Photo of Peter Lawson

This past quarter saw remarkable progress in starlight suppression technology, demonstrated across several fronts. At JPL, in the original High Contrast Imaging Testbed (HCIT-1), Gene Serabyn obtained narrow-band contrasts less than 1 x 10-9 with the vector vortex coronagraph. In the new HCIT-2, and also in narrow-band light, Olivier Guyon and collaborators reached 6 x 10-10 with the Phase Induced Amplitude Apodization (PIAA) coronagraph. Moreover, Mark Clampin at NASA/GSFC reached 3 x 10-9 contrast monochromatically with the Visible Nulling Coronagraph. These each represent about an order of magnitude improvement in performance over where they were a year ago. If these teams formally meet their Milestones in the New Year, as undoubtedly they will, they will each move on to the greater challenge of testing at broader bandwidths.

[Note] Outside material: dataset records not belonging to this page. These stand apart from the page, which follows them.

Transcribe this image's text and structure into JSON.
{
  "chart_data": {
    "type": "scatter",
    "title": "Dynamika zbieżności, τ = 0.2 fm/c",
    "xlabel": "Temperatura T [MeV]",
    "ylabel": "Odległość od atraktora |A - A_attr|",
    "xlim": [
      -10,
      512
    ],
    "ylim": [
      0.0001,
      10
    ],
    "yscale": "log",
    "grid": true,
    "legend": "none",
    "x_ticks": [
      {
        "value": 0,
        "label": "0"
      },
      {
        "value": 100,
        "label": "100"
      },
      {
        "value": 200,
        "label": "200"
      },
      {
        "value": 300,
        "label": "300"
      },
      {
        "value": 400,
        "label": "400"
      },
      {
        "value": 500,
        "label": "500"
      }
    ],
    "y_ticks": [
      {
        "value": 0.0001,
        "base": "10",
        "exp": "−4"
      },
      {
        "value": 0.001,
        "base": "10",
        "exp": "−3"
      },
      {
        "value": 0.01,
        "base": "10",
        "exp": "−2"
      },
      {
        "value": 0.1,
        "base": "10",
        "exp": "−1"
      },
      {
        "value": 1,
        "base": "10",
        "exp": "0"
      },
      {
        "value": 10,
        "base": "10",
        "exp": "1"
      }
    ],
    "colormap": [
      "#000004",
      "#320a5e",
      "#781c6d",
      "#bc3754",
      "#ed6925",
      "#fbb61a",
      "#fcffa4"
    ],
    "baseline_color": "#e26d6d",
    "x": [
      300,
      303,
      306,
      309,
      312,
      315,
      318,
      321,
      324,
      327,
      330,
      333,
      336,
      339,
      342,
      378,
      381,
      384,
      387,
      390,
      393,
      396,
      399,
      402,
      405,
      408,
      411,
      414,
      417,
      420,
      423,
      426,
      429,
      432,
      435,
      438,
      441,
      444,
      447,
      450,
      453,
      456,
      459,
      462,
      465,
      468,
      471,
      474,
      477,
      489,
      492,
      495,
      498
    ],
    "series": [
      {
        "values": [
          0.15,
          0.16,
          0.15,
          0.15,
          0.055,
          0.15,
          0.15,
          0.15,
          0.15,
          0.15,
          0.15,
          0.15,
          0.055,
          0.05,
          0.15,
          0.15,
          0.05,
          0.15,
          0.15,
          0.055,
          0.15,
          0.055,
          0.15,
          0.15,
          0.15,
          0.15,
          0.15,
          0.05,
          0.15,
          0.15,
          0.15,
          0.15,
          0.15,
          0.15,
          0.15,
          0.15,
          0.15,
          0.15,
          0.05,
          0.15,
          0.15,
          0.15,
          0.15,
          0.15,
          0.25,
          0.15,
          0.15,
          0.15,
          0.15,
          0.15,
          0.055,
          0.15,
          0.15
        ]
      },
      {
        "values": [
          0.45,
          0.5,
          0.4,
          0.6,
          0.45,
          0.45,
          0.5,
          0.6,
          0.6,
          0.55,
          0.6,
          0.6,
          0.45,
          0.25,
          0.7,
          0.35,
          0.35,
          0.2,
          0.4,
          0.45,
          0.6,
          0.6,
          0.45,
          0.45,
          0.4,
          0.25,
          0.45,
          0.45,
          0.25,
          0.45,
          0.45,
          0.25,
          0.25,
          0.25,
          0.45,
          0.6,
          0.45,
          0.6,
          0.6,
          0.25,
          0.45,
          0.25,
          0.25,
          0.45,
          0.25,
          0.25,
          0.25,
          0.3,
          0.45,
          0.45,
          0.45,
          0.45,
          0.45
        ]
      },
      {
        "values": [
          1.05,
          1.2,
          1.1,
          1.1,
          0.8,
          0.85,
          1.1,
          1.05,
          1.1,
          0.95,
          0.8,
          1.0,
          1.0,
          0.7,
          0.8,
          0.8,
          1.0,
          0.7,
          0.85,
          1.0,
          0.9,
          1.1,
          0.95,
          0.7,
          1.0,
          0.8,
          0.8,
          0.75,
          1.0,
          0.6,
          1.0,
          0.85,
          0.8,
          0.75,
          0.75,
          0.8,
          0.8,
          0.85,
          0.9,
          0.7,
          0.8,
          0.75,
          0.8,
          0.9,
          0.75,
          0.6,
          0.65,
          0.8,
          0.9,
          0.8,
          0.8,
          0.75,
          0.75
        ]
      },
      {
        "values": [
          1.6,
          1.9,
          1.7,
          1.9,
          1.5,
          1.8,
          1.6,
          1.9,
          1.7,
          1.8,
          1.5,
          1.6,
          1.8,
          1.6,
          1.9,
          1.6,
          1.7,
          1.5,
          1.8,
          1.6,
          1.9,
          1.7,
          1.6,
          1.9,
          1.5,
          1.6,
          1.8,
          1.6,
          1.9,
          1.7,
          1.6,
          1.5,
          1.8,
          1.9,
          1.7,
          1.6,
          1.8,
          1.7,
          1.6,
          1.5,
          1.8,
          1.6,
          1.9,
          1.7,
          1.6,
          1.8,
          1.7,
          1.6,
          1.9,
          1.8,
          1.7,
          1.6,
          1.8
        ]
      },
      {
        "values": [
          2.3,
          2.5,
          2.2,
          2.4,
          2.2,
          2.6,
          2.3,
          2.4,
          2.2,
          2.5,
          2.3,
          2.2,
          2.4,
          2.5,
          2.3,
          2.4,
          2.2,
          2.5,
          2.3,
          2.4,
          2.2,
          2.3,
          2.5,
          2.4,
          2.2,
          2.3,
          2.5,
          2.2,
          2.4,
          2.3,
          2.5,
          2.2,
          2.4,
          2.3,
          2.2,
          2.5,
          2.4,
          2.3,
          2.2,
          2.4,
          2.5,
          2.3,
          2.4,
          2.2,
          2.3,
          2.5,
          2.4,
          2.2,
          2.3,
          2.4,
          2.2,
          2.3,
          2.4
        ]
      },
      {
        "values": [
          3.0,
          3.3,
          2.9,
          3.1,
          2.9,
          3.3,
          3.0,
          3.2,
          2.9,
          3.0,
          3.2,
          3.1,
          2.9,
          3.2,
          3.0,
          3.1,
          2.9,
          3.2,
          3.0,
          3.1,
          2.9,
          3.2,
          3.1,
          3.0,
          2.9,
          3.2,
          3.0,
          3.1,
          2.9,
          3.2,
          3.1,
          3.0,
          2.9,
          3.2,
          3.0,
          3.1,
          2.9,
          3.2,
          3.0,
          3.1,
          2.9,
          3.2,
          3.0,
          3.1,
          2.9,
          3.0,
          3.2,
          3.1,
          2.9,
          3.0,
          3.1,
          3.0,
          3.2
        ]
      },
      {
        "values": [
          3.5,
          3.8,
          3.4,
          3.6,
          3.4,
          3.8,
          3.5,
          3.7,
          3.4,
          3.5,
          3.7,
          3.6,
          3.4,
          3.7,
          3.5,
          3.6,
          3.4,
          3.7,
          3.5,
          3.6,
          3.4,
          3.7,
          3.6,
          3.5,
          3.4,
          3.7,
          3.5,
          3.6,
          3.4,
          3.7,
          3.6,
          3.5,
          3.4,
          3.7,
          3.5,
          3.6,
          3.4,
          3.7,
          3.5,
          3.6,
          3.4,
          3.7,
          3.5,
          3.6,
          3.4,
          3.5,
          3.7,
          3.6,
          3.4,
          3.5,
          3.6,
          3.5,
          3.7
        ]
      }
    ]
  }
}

The new ExEP Technology Plan Appendix has been updated for 2012-13, and is in the final process of being edited for release. It maintains substantially the same direction as last year, but reflects the progress noted above and elsewhere. Perhaps the most interesting new direction the community has taken this past year has been to develop ideas for coronagraphy with partially obscured apertures – to potentially equip one NASA’s newly acquired 2.4-m telescopes for high-contrast imaging. Although this effort isn’t yet an integral part of the ExEP technology plan, there are up to date references included in the revised draft for the benefit of interested readers. Interesting times indeed.